A pig's delight is three square meals each day, according to a Swedish study on Tuesday showing swine raised in conventional indoor pens are healthier and grow fatter when fed this way.
Image: Piglets are seen at a hog pen in Shenyang
Swine raised in conventional indoor pens are healthier and grow fatter when they eat three times a day.Reuters file
/ Source: Reuters

A pig's delight is three square meals each day, according to a Swedish study on Tuesday showing swine raised in conventional indoor pens are healthier and grow fatter when fed this way.

The researchers were looking to see whether they could alter feeding times to improve the welfare of indoor pigs raised for commercial slaughter and potentially give farmers ways to better maintain their livestock.

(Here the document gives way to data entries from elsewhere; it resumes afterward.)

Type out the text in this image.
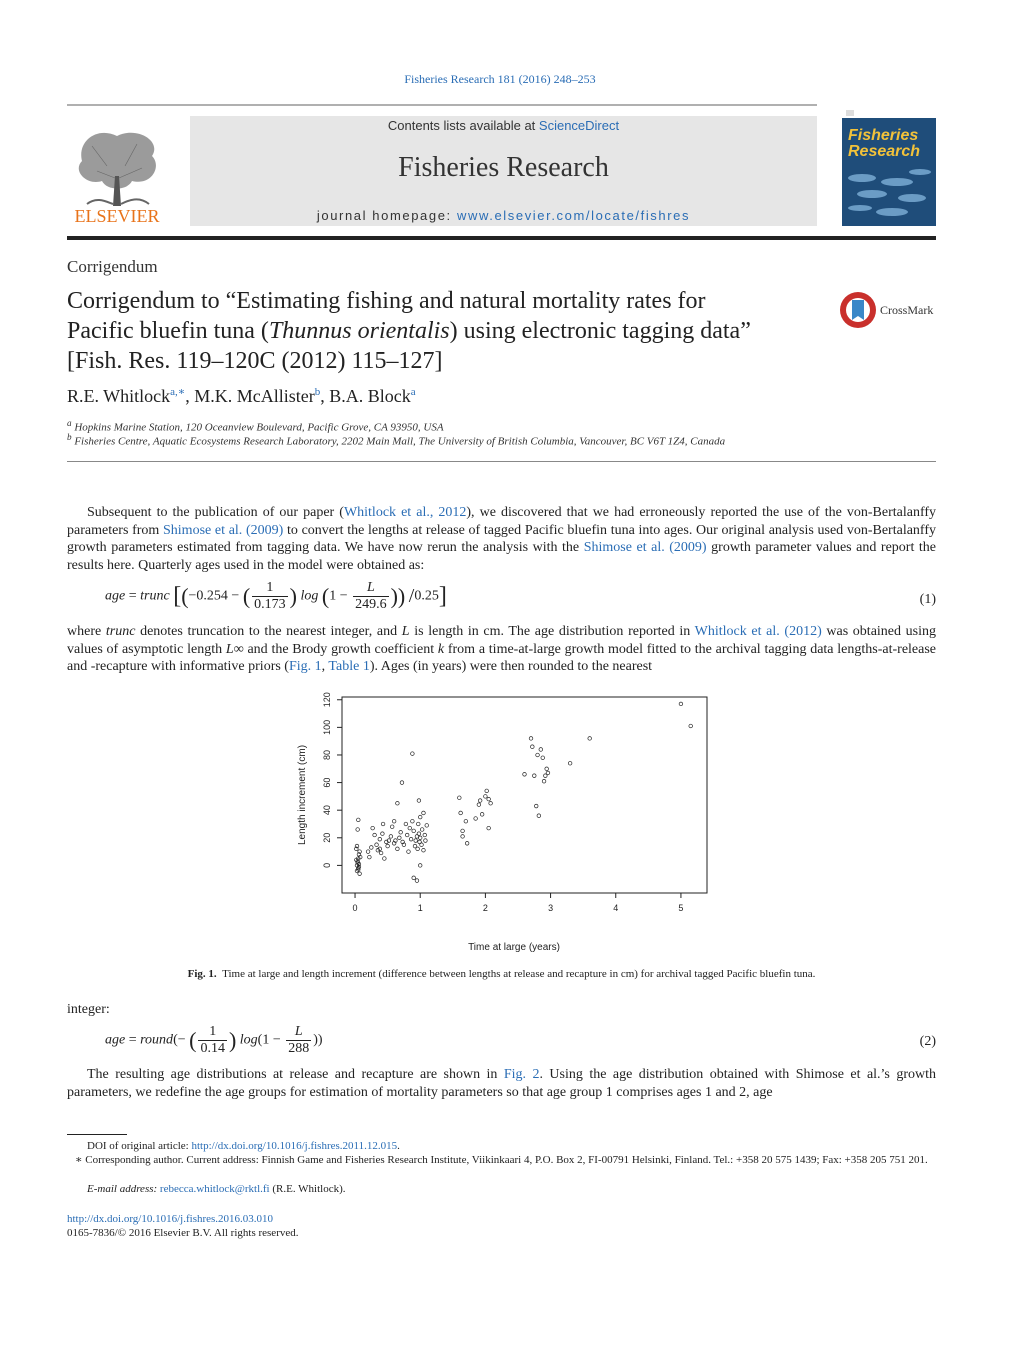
Fisheries Research 181 (2016) 248–253
ELSEVIER
Contents lists available at ScienceDirect
Fisheries Research
journal homepage: www.elsevier.com/locate/fishres
Fisheries
Research
Corrigendum
Corrigendum to “Estimating fishing and natural mortality rates for
Pacific bluefin tuna (Thunnus orientalis) using electronic tagging data”
[Fish. Res. 119–120C (2012) 115–127]
CrossMark
R.E. Whitlock$^{a,∗}$, M.K. McAllister$^b$, B.A. Block$^a$
$^a$ Hopkins Marine Station, 120 Oceanview Boulevard, Pacific Grove, CA 93950, USA
$^b$ Fisheries Centre, Aquatic Ecosystems Research Laboratory, 2202 Main Mall, The University of British Columbia, Vancouver, BC V6T 1Z4, Canada
Subsequent to the publication of our paper (Whitlock et al., 2012), we discovered that we had erroneously reported the use of the von-Bertalanffy parameters from Shimose et al. (2009) to convert the lengths at release of tagged Pacific bluefin tuna into ages. Our original analysis used von-Bertalanffy growth parameters estimated from tagging data. We have now rerun the analysis with the Shimose et al. (2009) growth parameter values and report the results here. Quarterly ages used in the model were obtained as:
age = trunc [(−0.254 − ( $\frac{1}{0.173}$ ) $\log (1 - \frac{L}{249.6}$ )) /0.25]	(1)
where trunc denotes truncation to the nearest integer, and L is length in cm. The age distribution reported in Whitlock et al. (2012) was obtained using values of asymptotic length L∞ and the Brody growth coefficient k from a time-at-large growth model fitted to the archival tagging data lengths-at-release and -recapture with informative priors (Fig. 1, Table 1). Ages (in years) were then rounded to the nearest
0	1	2	3	4	5
0
20
40
60
80
100
120
Time at large (years)
Length increment (cm)
Fig. 1. Time at large and length increment (difference between lengths at release and recapture in cm) for archival tagged Pacific bluefin tuna.
integer:
age = round(− ( $\frac{1}{0.14}$ ) $\log(1 - \frac{L}{288}$ ))	(2)
The resulting age distributions at release and recapture are shown in Fig. 2. Using the age distribution obtained with Shimose et al.’s growth parameters, we redefine the age groups for estimation of mortality parameters so that age group 1 comprises ages 1 and 2, age
DOI of original article: http://dx.doi.org/10.1016/j.fishres.2011.12.015.
∗ Corresponding author. Current address: Finnish Game and Fisheries Research Institute, Viikinkaari 4, P.O. Box 2, FI-00791 Helsinki, Finland. Tel.: +358 20 575 1439; Fax: +358 205 751 201.
E-mail address: rebecca.whitlock@rktl.fi (R.E. Whitlock).
http://dx.doi.org/10.1016/j.fishres.2016.03.010
0165-7836/© 2016 Elsevier B.V. All rights reserved.
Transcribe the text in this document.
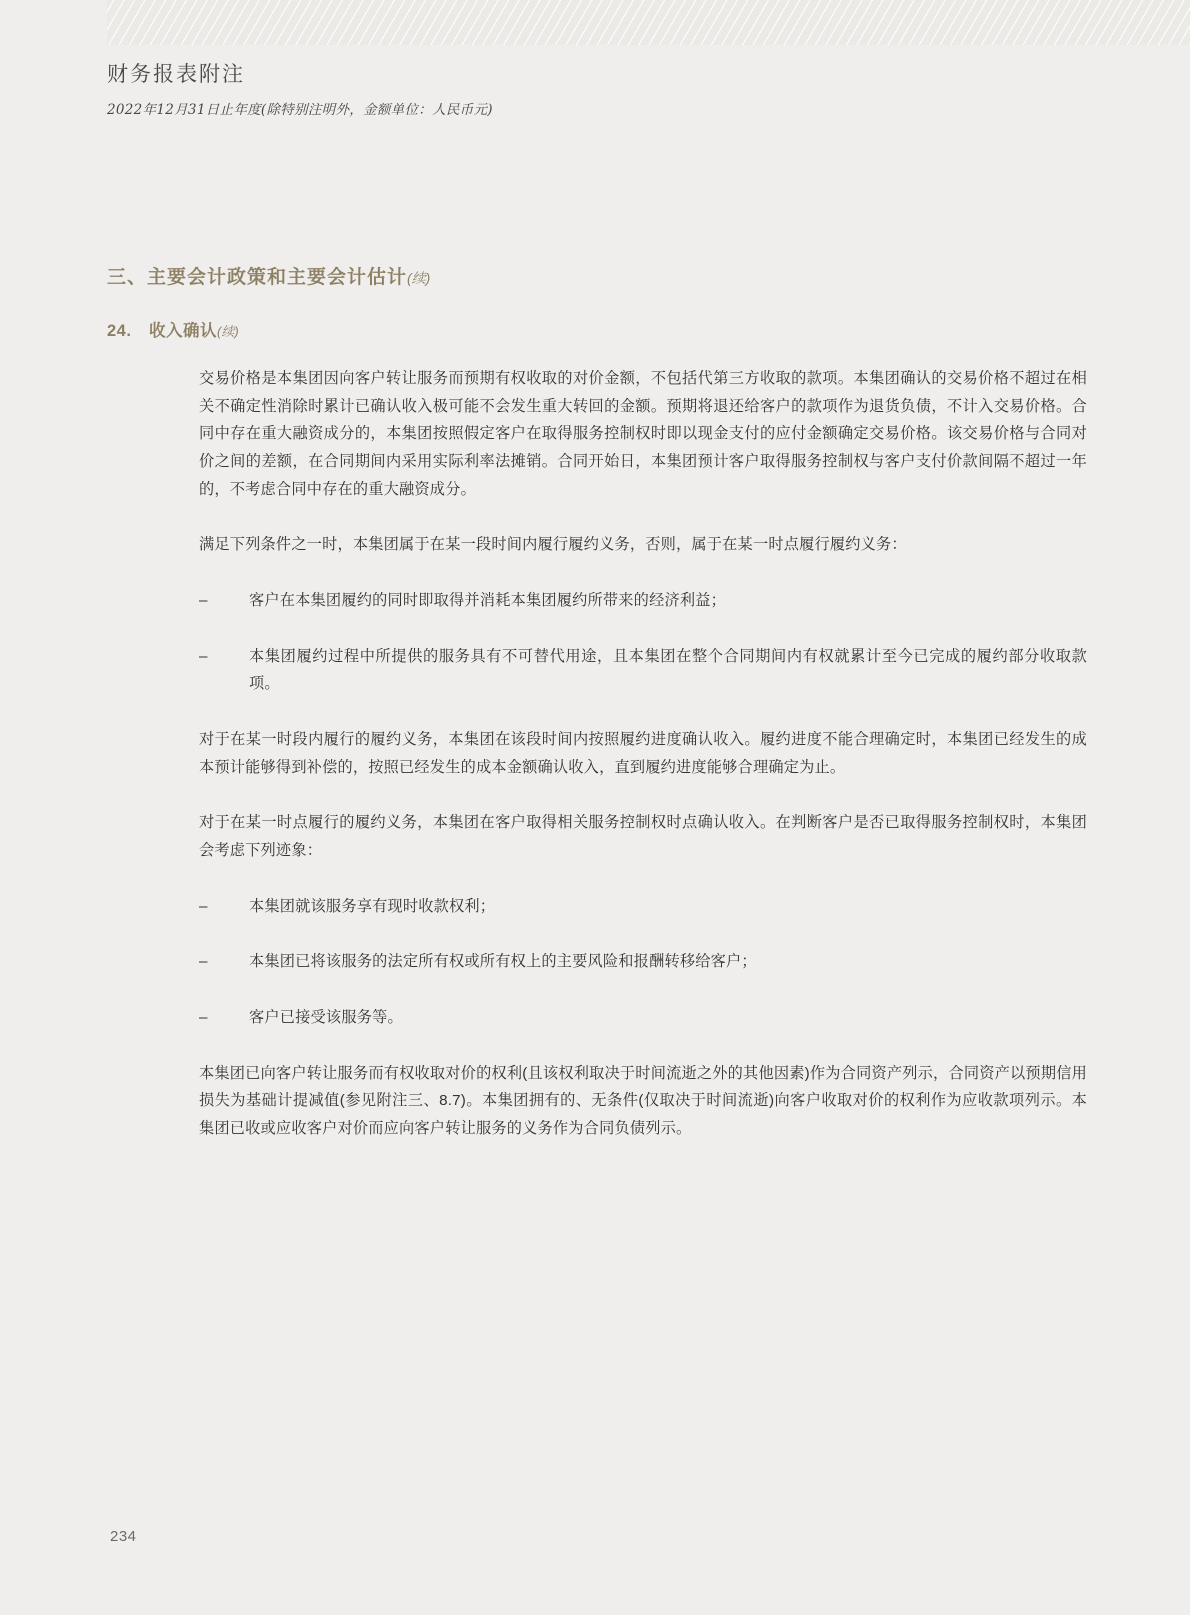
财务报表附注

2022年12月31日止年度(除特别注明外，金额单位：人民币元)

三、主要会计政策和主要会计估计(续)
24. 收入确认(续)

交易价格是本集团因向客户转让服务而预期有权收取的对价金额，不包括代第三方收取的款项。本集团确认的交易价格不超过在相关不确定性消除时累计已确认收入极可能不会发生重大转回的金额。预期将退还给客户的款项作为退货负债，不计入交易价格。合同中存在重大融资成分的，本集团按照假定客户在取得服务控制权时即以现金支付的应付金额确定交易价格。该交易价格与合同对价之间的差额，在合同期间内采用实际利率法摊销。合同开始日，本集团预计客户取得服务控制权与客户支付价款间隔不超过一年的，不考虑合同中存在的重大融资成分。

满足下列条件之一时，本集团属于在某一段时间内履行履约义务，否则，属于在某一时点履行履约义务：

–	客户在本集团履约的同时即取得并消耗本集团履约所带来的经济利益；
–	本集团履约过程中所提供的服务具有不可替代用途，且本集团在整个合同期间内有权就累计至今已完成的履约部分收取款项。

对于在某一时段内履行的履约义务，本集团在该段时间内按照履约进度确认收入。履约进度不能合理确定时，本集团已经发生的成本预计能够得到补偿的，按照已经发生的成本金额确认收入，直到履约进度能够合理确定为止。

对于在某一时点履行的履约义务，本集团在客户取得相关服务控制权时点确认收入。在判断客户是否已取得服务控制权时，本集团会考虑下列迹象：

–	本集团就该服务享有现时收款权利；
–	本集团已将该服务的法定所有权或所有权上的主要风险和报酬转移给客户；
–	客户已接受该服务等。

本集团已向客户转让服务而有权收取对价的权利(且该权利取决于时间流逝之外的其他因素)作为合同资产列示，合同资产以预期信用损失为基础计提减值(参见附注三、8.7)。本集团拥有的、无条件(仅取决于时间流逝)向客户收取对价的权利作为应收款项列示。本集团已收或应收客户对价而应向客户转让服务的义务作为合同负债列示。

234
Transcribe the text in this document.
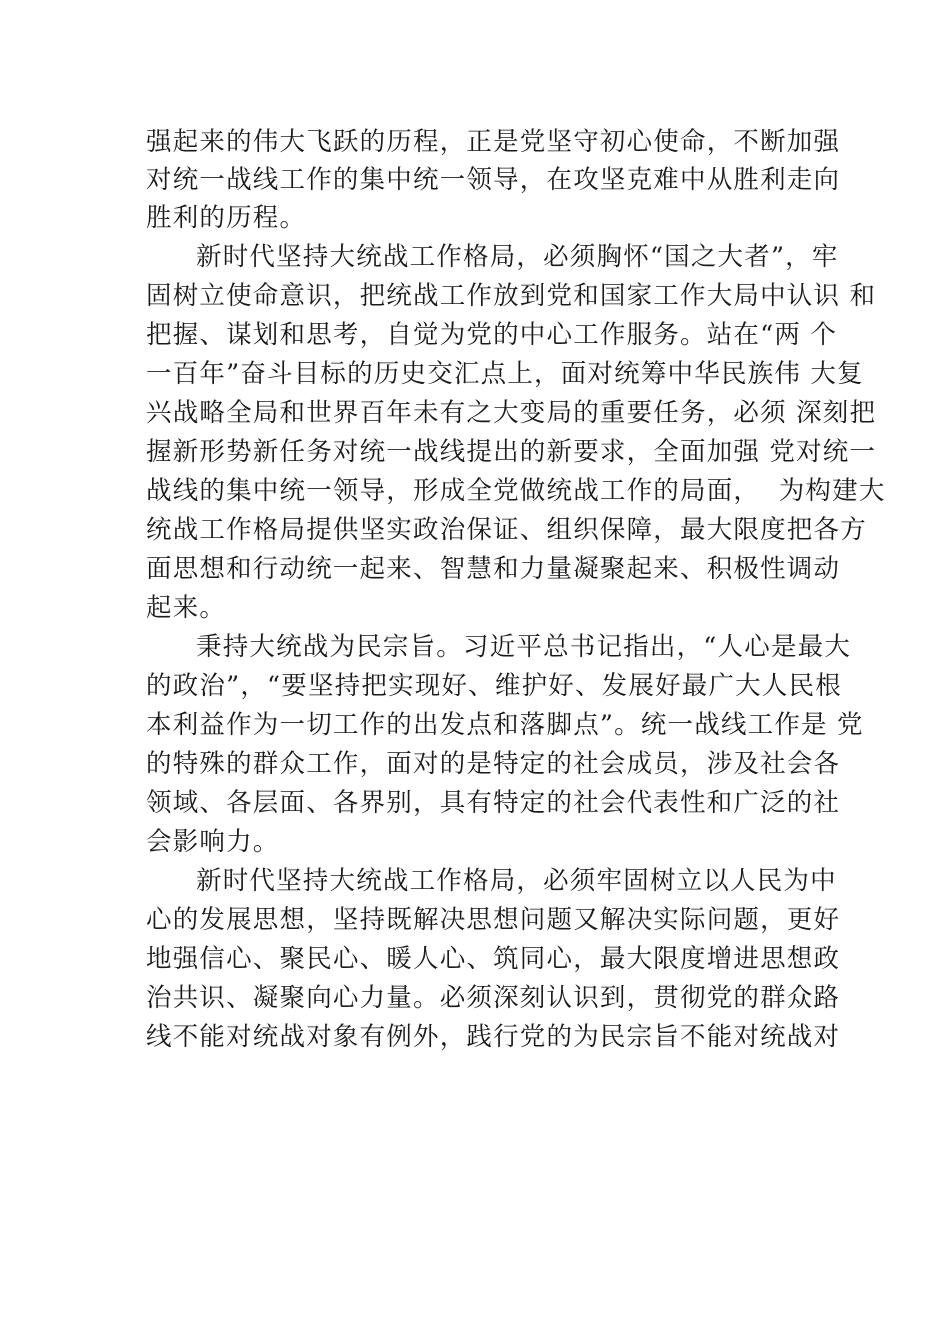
强起来的伟大飞跃的历程，正是党坚守初心使命，不断加强
对统一战线工作的集中统一领导，在攻坚克难中从胜利走向
胜利的历程。
新时代坚持大统战工作格局，必须胸怀“国之大者”，牢
固树立使命意识，把统战工作放到党和国家工作大局中认识 和
把握、谋划和思考，自觉为党的中心工作服务。站在“两 个
一百年”奋斗目标的历史交汇点上，面对统筹中华民族伟 大复
兴战略全局和世界百年未有之大变局的重要任务，必须 深刻把
握新形势新任务对统一战线提出的新要求，全面加强 党对统一
战线的集中统一领导，形成全党做统战工作的局面，  为构建大
统战工作格局提供坚实政治保证、组织保障，最大限度把各方
面思想和行动统一起来、智慧和力量凝聚起来、积极性调动
起来。
秉持大统战为民宗旨。习近平总书记指出，“人心是最大
的政治”，“要坚持把实现好、维护好、发展好最广大人民根
本利益作为一切工作的出发点和落脚点”。统一战线工作是 党
的特殊的群众工作，面对的是特定的社会成员，涉及社会各
领域、各层面、各界别，具有特定的社会代表性和广泛的社
会影响力。
新时代坚持大统战工作格局，必须牢固树立以人民为中
心的发展思想，坚持既解决思想问题又解决实际问题，更好
地强信心、聚民心、暖人心、筑同心，最大限度增进思想政
治共识、凝聚向心力量。必须深刻认识到，贯彻党的群众路
线不能对统战对象有例外，践行党的为民宗旨不能对统战对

Pigs kept outdoors eat in a more "natural" way by rooting for food throughout the day and gobbling it up in smaller quantities, something the researchers thought the penned hogs might prefer, said Eva Persson of the Swedish University of Agricultural Sciences who led the study.

"We thought if we could increase the time a pig spent feeding it could have had a positive impact on their well-being," Persson said. "If you look at pigs outdoors their natural behavior is to more or less eat all day."

The team gave 360 indoor-raised pigs the same amount of liquid feed spaced out into either three or nine meals, she added in a telephone interview. The study did not look at any potential implications for humans.

Pigs fed the "natural" way gained less weight and had an increased number of stomach lesions that could lead to ulcers compared to the animals given food three times each day, the researchers said.

"Increased daily feeding occasions among group-housed pigs resulted in a poorer daily weight gain and an increased number of stomach problems," they reported in the BioMed Central journal Acta Veterinaria Scandinavica.

"It will be of great interest to those in the farming and animal welfare fields that this study does not support increased daily feeding occasions in fattening pigs."